The first time my father heard Methuselah say, “Damn,” his body moved strangely, as if he’d received the spirit or a twinge of bad heartburn. Mother excused herself and went in the house.

Rachel, Adah, and I were left on the porch, and he looked at each one of us in turn. We had known him to forbear with a silent grimace when Methuselah said, “Piss off,” but of course that was the

doing of Brother Fowles. The mote in his brother’s eye, not the sin of his own household. Methuselah had never said “Damn” before, so this was something new, spoken right out very chipper in a feminine tone of voice.

“Which one of you taught Methuselah to say that word?” he demanded.

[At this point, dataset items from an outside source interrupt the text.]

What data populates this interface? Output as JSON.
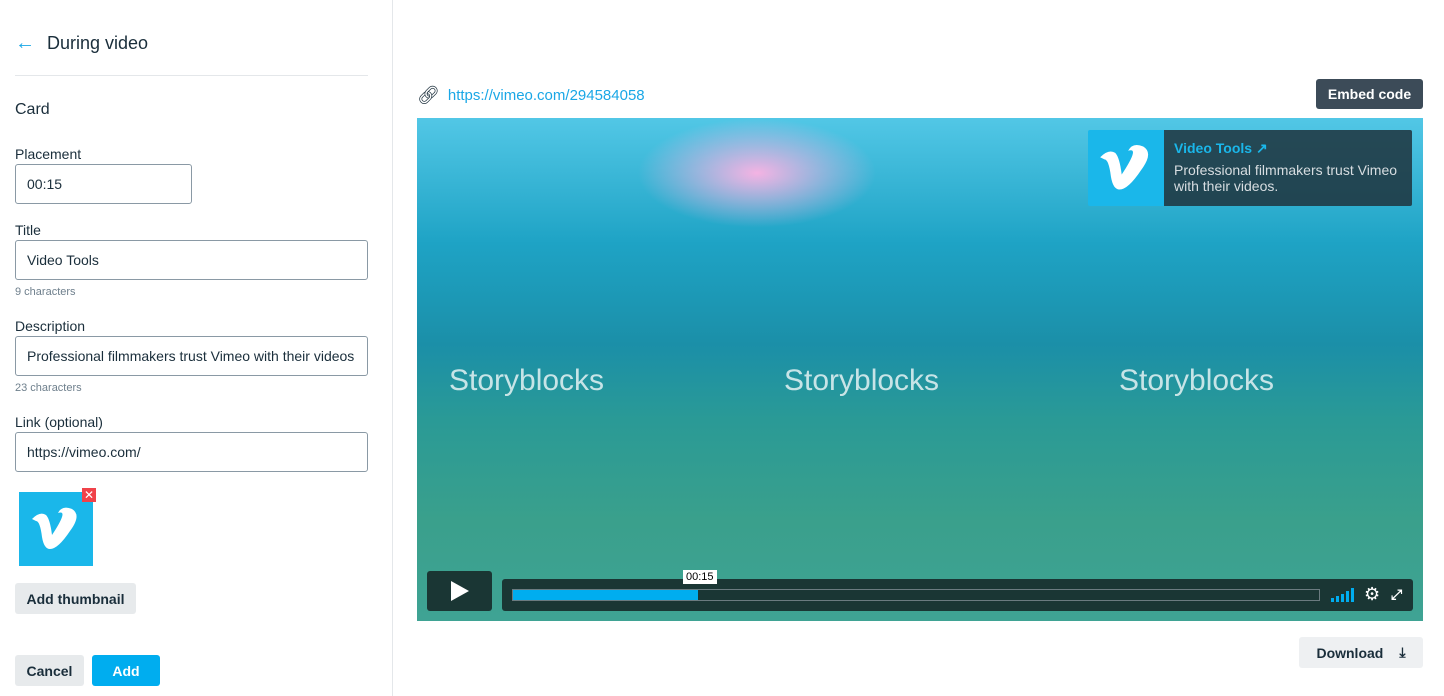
{
  "sidebar": {
    "title": "During video",
    "section": "Card",
    "placement": {
      "label": "Placement",
      "value": "00:15"
    },
    "title_field": {
      "label": "Title",
      "value": "Video Tools",
      "count": "9 characters"
    },
    "description": {
      "label": "Description",
      "value": "Professional filmmakers trust Vimeo with their videos",
      "count": "23 characters"
    },
    "link": {
      "label": "Link (optional)",
      "value": "https://vimeo.com/"
    },
    "add_thumbnail": "Add thumbnail",
    "cancel": "Cancel",
    "add": "Add"
  },
  "main": {
    "url": "https://vimeo.com/294584058",
    "embed": "Embed code",
    "download": "Download",
    "watermarks": [
      "Storyblocks",
      "Storyblocks",
      "Storyblocks"
    ],
    "card": {
      "title": "Video Tools",
      "text": "Professional filmmakers trust Vimeo with their videos."
    },
    "player": {
      "time": "00:15",
      "progress_percent": 23
    }
  },
  "colors": {
    "accent": "#00adef",
    "vimeo": "#1ab7ea"
  }
}
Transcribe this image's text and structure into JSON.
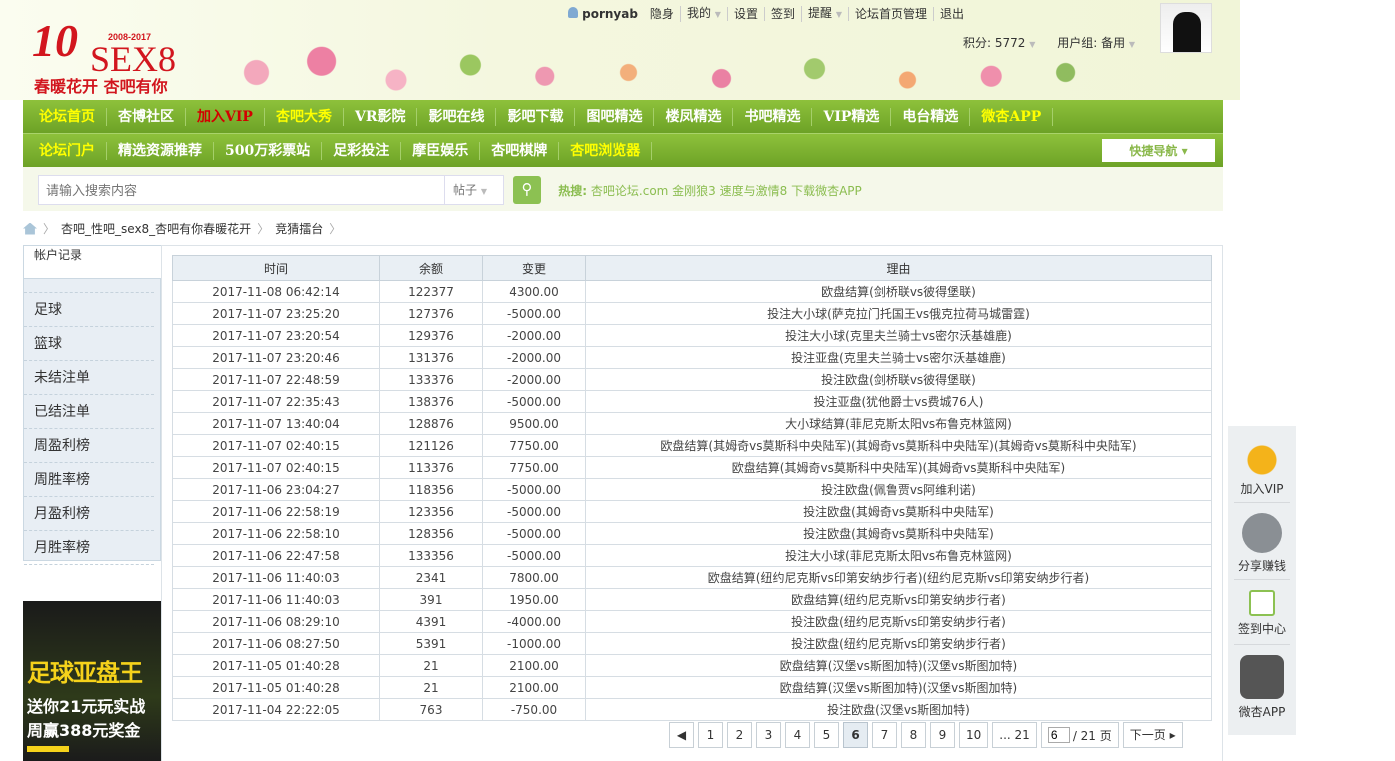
{
  "header": {
    "logo_years": "2008-2017",
    "logo_ten": "10",
    "logo_sex": "SEX8",
    "logo_slogan": "春暖花开 杏吧有你",
    "username": "pornyab",
    "user_links": [
      "隐身",
      "我的",
      "设置",
      "签到",
      "提醒",
      "论坛首页管理",
      "退出"
    ],
    "points": "积分: 5772",
    "user_group": "用户组: 备用"
  },
  "nav1": [
    {
      "label": "论坛首页",
      "color": "yellow"
    },
    {
      "label": "杏博社区"
    },
    {
      "label": "加入VIP",
      "color": "red"
    },
    {
      "label": "杏吧大秀",
      "color": "yellow"
    },
    {
      "label": "VR影院"
    },
    {
      "label": "影吧在线"
    },
    {
      "label": "影吧下载"
    },
    {
      "label": "图吧精选"
    },
    {
      "label": "楼凤精选"
    },
    {
      "label": "书吧精选"
    },
    {
      "label": "VIP精选"
    },
    {
      "label": "电台精选"
    },
    {
      "label": "微杏APP",
      "color": "yellow"
    }
  ],
  "nav2": [
    {
      "label": "论坛门户",
      "color": "yellow"
    },
    {
      "label": "精选资源推荐"
    },
    {
      "label": "500万彩票站"
    },
    {
      "label": "足彩投注"
    },
    {
      "label": "摩臣娱乐"
    },
    {
      "label": "杏吧棋牌"
    },
    {
      "label": "杏吧浏览器",
      "color": "yellow"
    }
  ],
  "quick_nav": "快捷导航 ▾",
  "search": {
    "placeholder": "请输入搜索内容",
    "type": "帖子",
    "hot_label": "热搜:",
    "hot_text": "杏吧论坛.com 金刚狼3 速度与激情8 下载微杏APP"
  },
  "breadcrumb": [
    "杏吧_性吧_sex8_杏吧有你春暖花开",
    "竞猜擂台"
  ],
  "sidebar": {
    "title": "竞猜擂台",
    "items": [
      "足球",
      "篮球",
      "未结注单",
      "已结注单",
      "周盈利榜",
      "周胜率榜",
      "月盈利榜",
      "月胜率榜"
    ],
    "current": "帐户记录"
  },
  "ad": {
    "line1": "足球亚盘王",
    "line2": "送你21元玩实战",
    "line3": "周赢388元奖金"
  },
  "table": {
    "headers": [
      "时间",
      "余额",
      "变更",
      "理由"
    ],
    "rows": [
      [
        "2017-11-08 06:42:14",
        "122377",
        "4300.00",
        "欧盘结算(剑桥联vs彼得堡联)"
      ],
      [
        "2017-11-07 23:25:20",
        "127376",
        "-5000.00",
        "投注大小球(萨克拉门托国王vs俄克拉荷马城雷霆)"
      ],
      [
        "2017-11-07 23:20:54",
        "129376",
        "-2000.00",
        "投注大小球(克里夫兰骑士vs密尔沃基雄鹿)"
      ],
      [
        "2017-11-07 23:20:46",
        "131376",
        "-2000.00",
        "投注亚盘(克里夫兰骑士vs密尔沃基雄鹿)"
      ],
      [
        "2017-11-07 22:48:59",
        "133376",
        "-2000.00",
        "投注欧盘(剑桥联vs彼得堡联)"
      ],
      [
        "2017-11-07 22:35:43",
        "138376",
        "-5000.00",
        "投注亚盘(犹他爵士vs费城76人)"
      ],
      [
        "2017-11-07 13:40:04",
        "128876",
        "9500.00",
        "大小球结算(菲尼克斯太阳vs布鲁克林篮网)"
      ],
      [
        "2017-11-07 02:40:15",
        "121126",
        "7750.00",
        "欧盘结算(其姆奇vs莫斯科中央陆军)(其姆奇vs莫斯科中央陆军)(其姆奇vs莫斯科中央陆军)"
      ],
      [
        "2017-11-07 02:40:15",
        "113376",
        "7750.00",
        "欧盘结算(其姆奇vs莫斯科中央陆军)(其姆奇vs莫斯科中央陆军)"
      ],
      [
        "2017-11-06 23:04:27",
        "118356",
        "-5000.00",
        "投注欧盘(佩鲁贾vs阿维利诺)"
      ],
      [
        "2017-11-06 22:58:19",
        "123356",
        "-5000.00",
        "投注欧盘(其姆奇vs莫斯科中央陆军)"
      ],
      [
        "2017-11-06 22:58:10",
        "128356",
        "-5000.00",
        "投注欧盘(其姆奇vs莫斯科中央陆军)"
      ],
      [
        "2017-11-06 22:47:58",
        "133356",
        "-5000.00",
        "投注大小球(菲尼克斯太阳vs布鲁克林篮网)"
      ],
      [
        "2017-11-06 11:40:03",
        "2341",
        "7800.00",
        "欧盘结算(纽约尼克斯vs印第安纳步行者)(纽约尼克斯vs印第安纳步行者)"
      ],
      [
        "2017-11-06 11:40:03",
        "391",
        "1950.00",
        "欧盘结算(纽约尼克斯vs印第安纳步行者)"
      ],
      [
        "2017-11-06 08:29:10",
        "4391",
        "-4000.00",
        "投注欧盘(纽约尼克斯vs印第安纳步行者)"
      ],
      [
        "2017-11-06 08:27:50",
        "5391",
        "-1000.00",
        "投注欧盘(纽约尼克斯vs印第安纳步行者)"
      ],
      [
        "2017-11-05 01:40:28",
        "21",
        "2100.00",
        "欧盘结算(汉堡vs斯图加特)(汉堡vs斯图加特)"
      ],
      [
        "2017-11-05 01:40:28",
        "21",
        "2100.00",
        "欧盘结算(汉堡vs斯图加特)(汉堡vs斯图加特)"
      ],
      [
        "2017-11-04 22:22:05",
        "763",
        "-750.00",
        "投注欧盘(汉堡vs斯图加特)"
      ]
    ]
  },
  "pager": {
    "prev": "◀",
    "pages": [
      "1",
      "2",
      "3",
      "4",
      "5",
      "6",
      "7",
      "8",
      "9",
      "10",
      "... 21"
    ],
    "current": "6",
    "input_value": "6",
    "total": "/ 21 页",
    "next": "下一页 ▸"
  },
  "float": [
    "加入VIP",
    "分享赚钱",
    "签到中心",
    "微杏APP"
  ]
}
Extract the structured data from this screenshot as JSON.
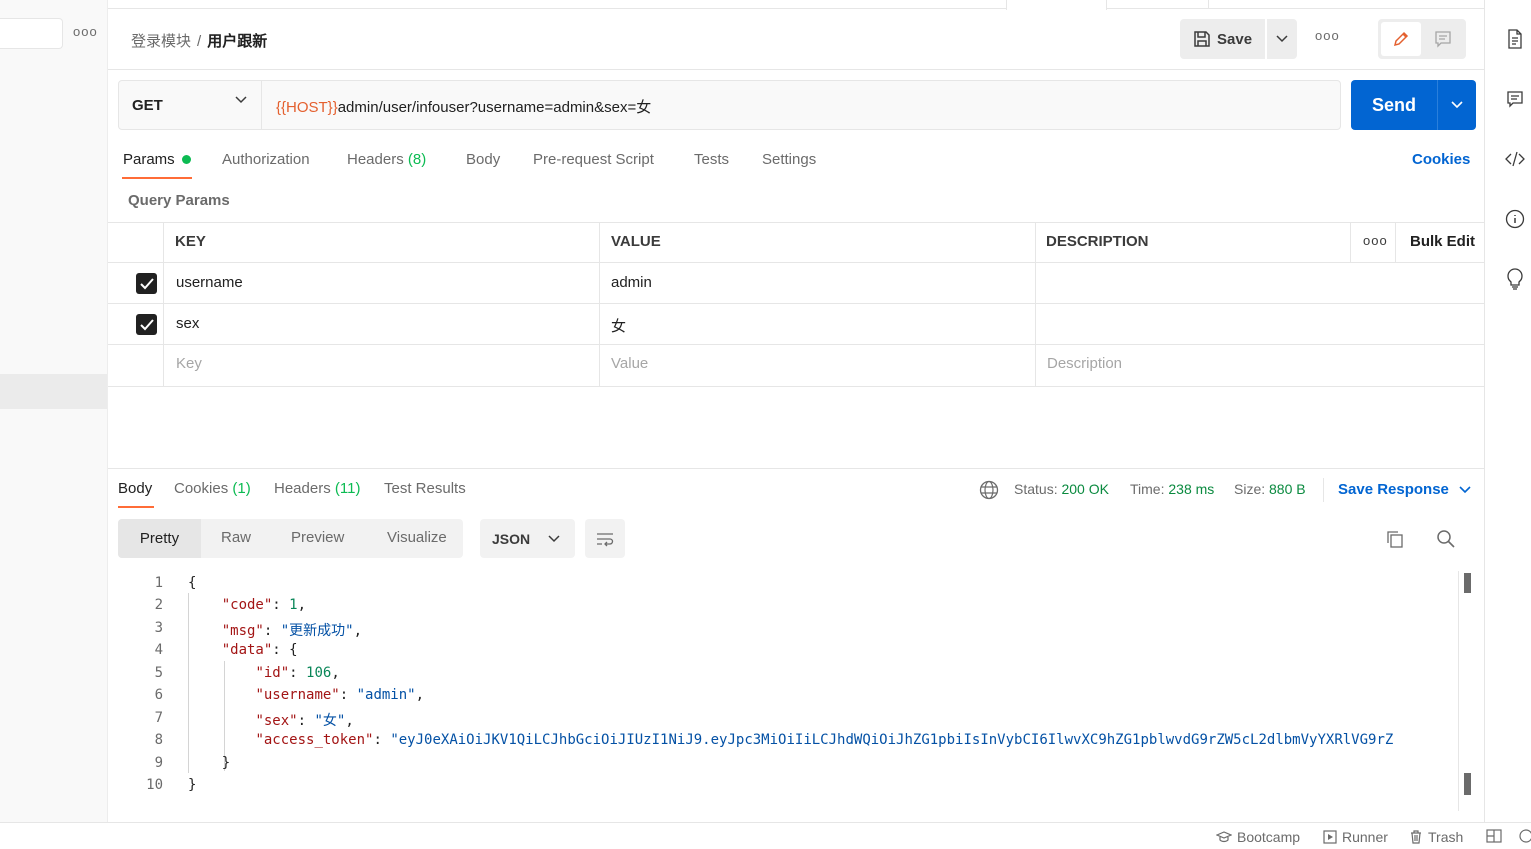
{
  "sidebar": {
    "more_icon": "ooo"
  },
  "header": {
    "breadcrumb_parent": "登录模块",
    "breadcrumb_sep": "/",
    "breadcrumb_current": "用户跟新",
    "save_label": "Save",
    "more_icon": "ooo"
  },
  "request": {
    "method": "GET",
    "url_var": "{{HOST}}",
    "url_rest": "admin/user/infouser?username=admin&sex=女",
    "send_label": "Send"
  },
  "request_tabs": {
    "params": "Params",
    "authorization": "Authorization",
    "headers": "Headers",
    "headers_count": "(8)",
    "body": "Body",
    "prerequest": "Pre-request Script",
    "tests": "Tests",
    "settings": "Settings",
    "cookies": "Cookies"
  },
  "query_params": {
    "title": "Query Params",
    "columns": {
      "key": "KEY",
      "value": "VALUE",
      "description": "DESCRIPTION",
      "more": "ooo",
      "bulk_edit": "Bulk Edit"
    },
    "rows": [
      {
        "key": "username",
        "value": "admin",
        "checked": true
      },
      {
        "key": "sex",
        "value": "女",
        "checked": true
      }
    ],
    "placeholders": {
      "key": "Key",
      "value": "Value",
      "description": "Description"
    }
  },
  "response": {
    "tabs": {
      "body": "Body",
      "cookies": "Cookies",
      "cookies_count": "(1)",
      "headers": "Headers",
      "headers_count": "(11)",
      "test_results": "Test Results"
    },
    "status_label": "Status:",
    "status_value": "200 OK",
    "time_label": "Time:",
    "time_value": "238 ms",
    "size_label": "Size:",
    "size_value": "880 B",
    "save_response": "Save Response",
    "views": {
      "pretty": "Pretty",
      "raw": "Raw",
      "preview": "Preview",
      "visualize": "Visualize"
    },
    "format": "JSON",
    "line_numbers": [
      "1",
      "2",
      "3",
      "4",
      "5",
      "6",
      "7",
      "8",
      "9",
      "10"
    ],
    "code": {
      "l1": "{",
      "code_key": "\"code\"",
      "code_val": "1",
      "msg_key": "\"msg\"",
      "msg_val": "\"更新成功\"",
      "data_key": "\"data\"",
      "id_key": "\"id\"",
      "id_val": "106",
      "username_key": "\"username\"",
      "username_val": "\"admin\"",
      "sex_key": "\"sex\"",
      "sex_val": "\"女\"",
      "token_key": "\"access_token\"",
      "token_val": "\"eyJ0eXAiOiJKV1QiLCJhbGciOiJIUzI1NiJ9.eyJpc3MiOiIiLCJhdWQiOiJhZG1pbiIsInVybCI6IlwvXC9hZG1pblwvdG9rZW5cL2dlbmVyYXRlVG9rZ",
      "l9": "}",
      "l10": "}"
    }
  },
  "status_bar": {
    "bootcamp": "Bootcamp",
    "runner": "Runner",
    "trash": "Trash"
  }
}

I felt sick to my stomach. None of us spoke. For Adah that’s normal, of course, and for that very reason she often gets accused when none of us speaks up. And truthfully, if any of us was disposed to use curse words, it would be Adah, who could not care less about sin and salvation. That’s the main reason I got Mother to cut my hair in a pixie, while Adah kept hers long: so nobody would get our attitudes mixed up. I myself would not curse, in or out of Methuselah’s hearing or even in my dreams, because I crave heaven and to he my father’s favorite. And Rachel wouldn’t-she’ll let out a disgusted “Jeez” or “Gol!” when she can, but is mainly a perfect lady when anybody’s listening. And Ruth May is plain too little.

“I fail to understand,” said Father, who understands everything, “why you would have a poor dumb creature condemn us all to eternal suffering.”

I’ll tell you what, though, Methuselah is not dumb. He imitates not just words, but the voices of people that spoke them. From Methuselah we have learned the Irish-Yankee voice of Brother Fowles, whom we picture as looking like that Father Flanagan that runs the Boys Town. We could also recognize MamaTataba, and ourselves. Furthermore, Methuselah didn’t just imitate words, he knew them. It’s one thing simply to call out, “Sister, God is great! Shut the door!” when the spirit moves him, but he’ll also call out “banana” and “peanut” as plain as day, when he sees these things in our hands and wants his share. Oftentimes he studies us, copying our movements, and he seems to know which words will provoke us to laugh or talk back to him, or be shocked. We already understood what was now dawning on my father: Methuselah could betray our secrets.